KANAとの試合はキックボクシングルールで行われたが、今回の復帰2戦目はスタンプが最も得意とするムエタイルールで行われる。対戦相手はシンシア・フローレス(メキシコ)。フローレスは2025年7月にONE FFデビュー、マルティナ・ドミンチャクに判定負け、10月の2度目の出場でもタンタンに判定負けと連敗中。
スタンプは「最後にムエタイで試合をしたのは2020年のアリシア戦でした。今回の試合に向けたトレーニングに関しては、以前とそれほど変わりません。というのも、普段MMAルールで試合をする時は、基本的にムエタイのトレーニングを主に行っているからです」と、約6年ぶりのムエタイルールでの試合でもやることは変わらないとする。

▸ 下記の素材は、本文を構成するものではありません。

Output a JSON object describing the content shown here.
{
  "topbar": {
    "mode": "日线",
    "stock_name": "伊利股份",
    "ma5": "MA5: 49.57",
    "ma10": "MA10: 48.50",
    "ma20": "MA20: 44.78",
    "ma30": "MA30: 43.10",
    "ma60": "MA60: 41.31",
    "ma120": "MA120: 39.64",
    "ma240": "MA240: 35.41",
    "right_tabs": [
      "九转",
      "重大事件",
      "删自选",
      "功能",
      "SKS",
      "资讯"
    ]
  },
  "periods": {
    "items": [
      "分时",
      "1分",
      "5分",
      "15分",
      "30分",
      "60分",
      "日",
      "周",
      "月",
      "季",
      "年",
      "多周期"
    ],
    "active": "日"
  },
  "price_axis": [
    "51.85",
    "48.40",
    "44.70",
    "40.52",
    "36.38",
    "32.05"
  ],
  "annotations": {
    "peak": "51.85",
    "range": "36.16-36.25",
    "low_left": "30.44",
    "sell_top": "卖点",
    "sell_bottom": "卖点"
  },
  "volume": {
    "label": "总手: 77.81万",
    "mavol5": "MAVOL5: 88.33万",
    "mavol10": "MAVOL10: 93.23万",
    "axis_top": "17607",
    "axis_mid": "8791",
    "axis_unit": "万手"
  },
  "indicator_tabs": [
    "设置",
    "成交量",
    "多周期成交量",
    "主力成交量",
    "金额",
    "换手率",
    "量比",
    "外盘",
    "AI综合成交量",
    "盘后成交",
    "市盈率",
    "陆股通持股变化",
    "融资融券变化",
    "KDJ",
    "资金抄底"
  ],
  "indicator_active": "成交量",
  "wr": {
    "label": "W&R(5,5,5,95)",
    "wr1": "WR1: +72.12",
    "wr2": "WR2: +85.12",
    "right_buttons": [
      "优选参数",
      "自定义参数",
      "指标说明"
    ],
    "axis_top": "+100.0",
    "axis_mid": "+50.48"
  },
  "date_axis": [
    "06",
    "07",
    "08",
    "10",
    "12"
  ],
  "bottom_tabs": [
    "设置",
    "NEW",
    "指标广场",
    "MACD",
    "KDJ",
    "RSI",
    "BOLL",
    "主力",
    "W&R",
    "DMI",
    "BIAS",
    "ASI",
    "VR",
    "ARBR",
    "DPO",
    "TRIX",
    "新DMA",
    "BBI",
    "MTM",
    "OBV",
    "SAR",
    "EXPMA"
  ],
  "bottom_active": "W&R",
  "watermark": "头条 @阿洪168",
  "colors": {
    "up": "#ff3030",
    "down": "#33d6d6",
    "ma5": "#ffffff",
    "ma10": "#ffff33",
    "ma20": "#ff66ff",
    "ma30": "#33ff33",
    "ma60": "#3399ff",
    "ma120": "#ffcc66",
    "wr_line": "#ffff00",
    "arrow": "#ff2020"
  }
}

対戦するフローレスについて「シンシアは危険な右フックと優れた左のキックを持っています。前回のタンタン戦では、容赦なく前進することでその強さを見せつけました。しかし、彼女の弱点は、攻撃時にやや無鉄砲で、あまり慎重ではないことだと思います」とディフェンスの甘さを指摘。
そこでスタンプは「この試合では、できる限りヒジ打ちを多用するつもりです。至近距離での攻防が多くなるでしょう。フィニッシュする確率は55%くらいだと思いますが、シンシアは非常に技術が高く力強いファイターなので、過信はしません」と、ヒジ打ちを使うことを予告。フィニッシュする自信も半分を超えるが、過信はしないと自分に言い聞かせる。

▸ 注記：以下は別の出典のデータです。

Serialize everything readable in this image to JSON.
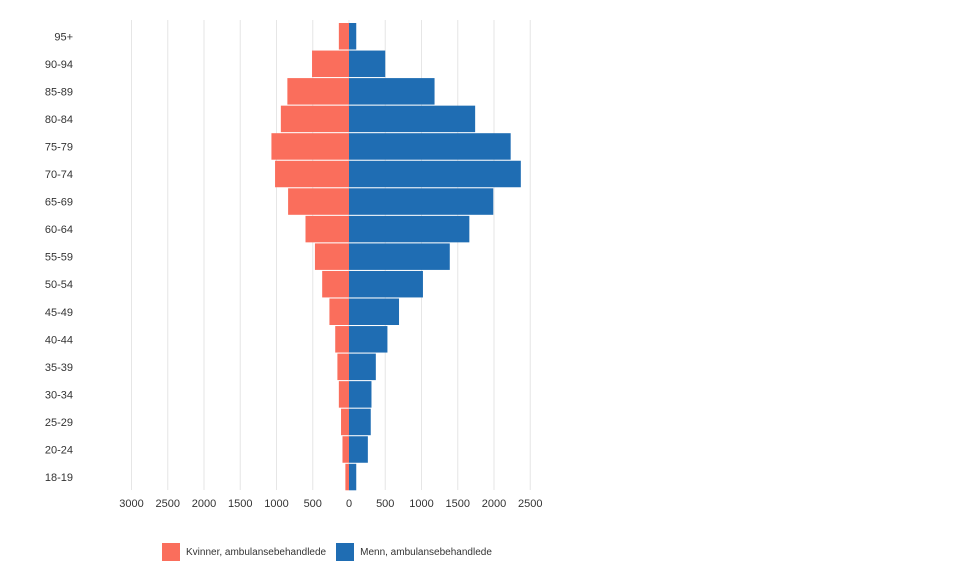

「彼女にはもう少し待ってもらって、4戦目での勝利を目指してほしい」と3連敗を与えるとし、「今回の試合については、全力を尽くします。私にとってはルンピニーボクシングスタジアムでの初戦なので、ベストを尽くして自分の実力を最大限に発揮したい。この試合が、ボクシングファンの皆さんに楽しんでいただける、またとないエキサイティングな試合になることを願っています」と、初のONE Friday Fights出場へ意気込んだ。